Rural relocation fuelled by the pandemic leads to a rise in house prices

With Covid fuelling a search for space, rural areas are becoming more popular, pushing up house prices, and David Hannah, Founder of SDLT specialists, Cornerstone Tax, discusses what this means for the UK property market.

Since reopening in May, the UK property market has experienced a “mini boom,” spurred on by the stamp duty holiday introduced by the Chancellor in July.

According to the Office for National Statistics (ONS), house prices rose by 6.4% in the year to the end of September, compared with a UK average rise of 4.7%.

The South West of England have seen the fastest rise in house prices, as the pandemic has sparked an increase in the number of people relocating from cities to more rural areas. Land Registry data also shows that detached homes saw the biggest annual price rises in the UK.

This is largely due to the race for space being the market’s main driver. Price growth for flats and maisonettes is stagnant, while larger properties have been flourishing amid high demand.

Being placed into a national lockdown once again, and the prospect of further lockdowns being introduced in the future, is strongly weighing on homebuyers minds. Buyers are now prioritising having a property with enough space to fit in a home office, and also placing more importance on having access to outdoor spaces.

A survey conducted by PwC into working habits and home moving plans before and after lockdown, found that over a third of 45-64-year-olds living in the capital “expect to move to a different region outside of London next time they move.” This is a 16% increase compared to pre-Covid.

David Hannah, Founder of Stamp Duty Land Tax specialists, Cornerstone Tax, has commented on these trends, and the effect that they will have on the UK’s property market:

“The Coronavirus pandemic and stamp duty holidays have accelerated a process of de-metropolitanization of global cities in the 21st century. Being in a city like London for example, but not enjoying its benefits during lockdown, will have promoted other properties on the commuter belt.

“The threat of the current lockdown being extended, and even further lockdowns being introduced next year, adds to the thinking that working from home with less time in city-based offices is here to stay for the foreseeable future.

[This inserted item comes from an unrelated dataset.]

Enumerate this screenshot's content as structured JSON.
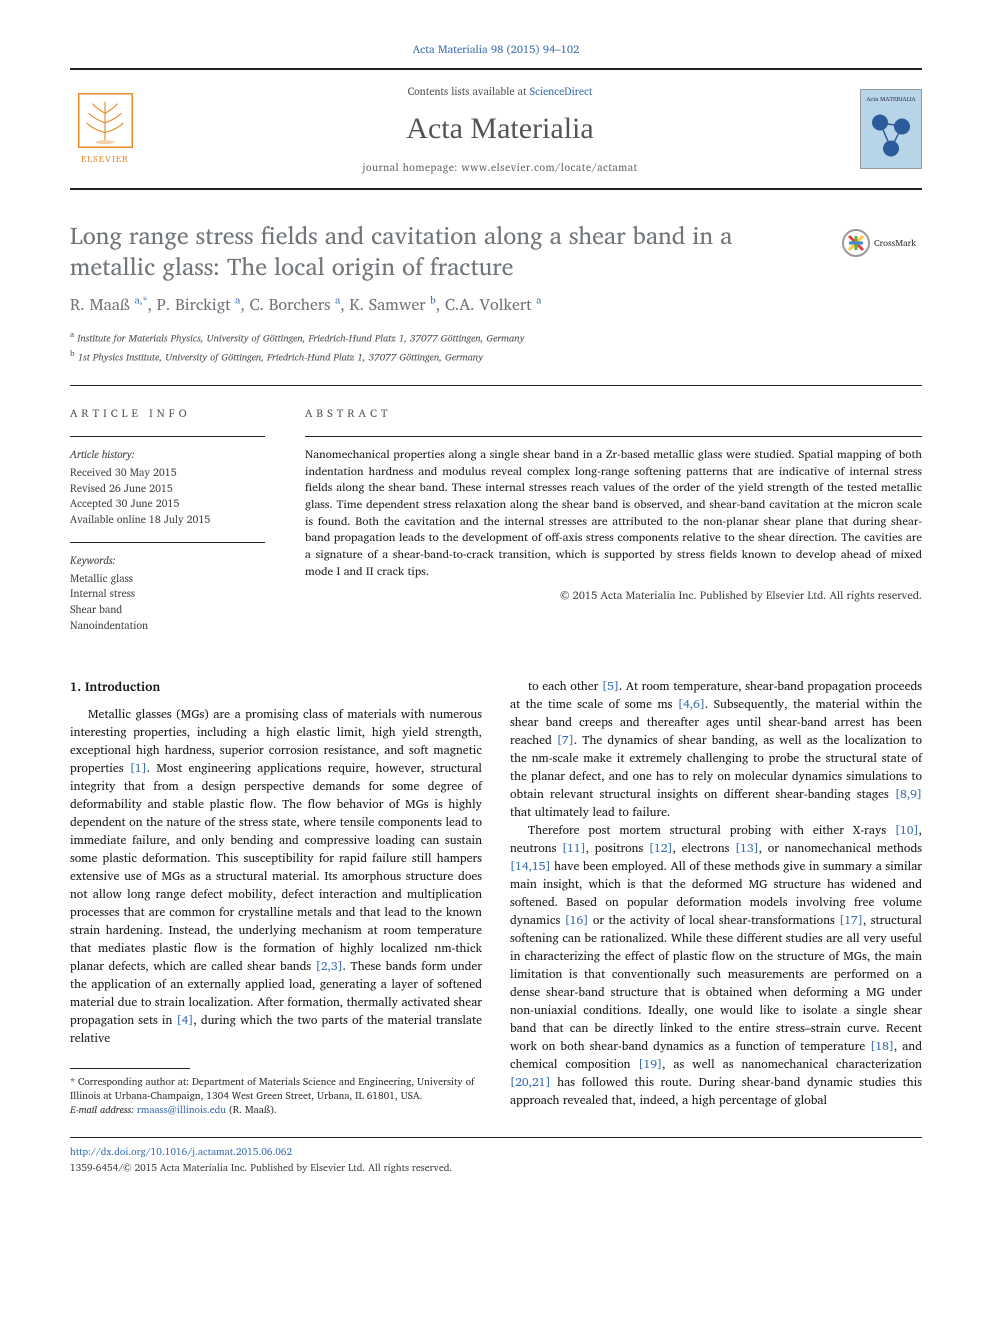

This has made people think even more seriously about whether they want to remain living in a city, known for a lack of space, both indoors and outdoors. When you are spending all your time there, it increasingly becomes more of an issue.

“Eventually, prices will fall in cities and rise on the commuter belt and in the countryside, in a market shift of what the market has done over the last decade. While this may have been accelerated by the Chancellor’s stamp duty holiday, it is not the sole reason for this mass exodus.

“When moving out of cities, it is important to understand the different implications of stamp duty including annexes and commercial use of land. These are important and can catch some people out if they do not fully understand the other rules that affect these types of dwellings in more rural locations.”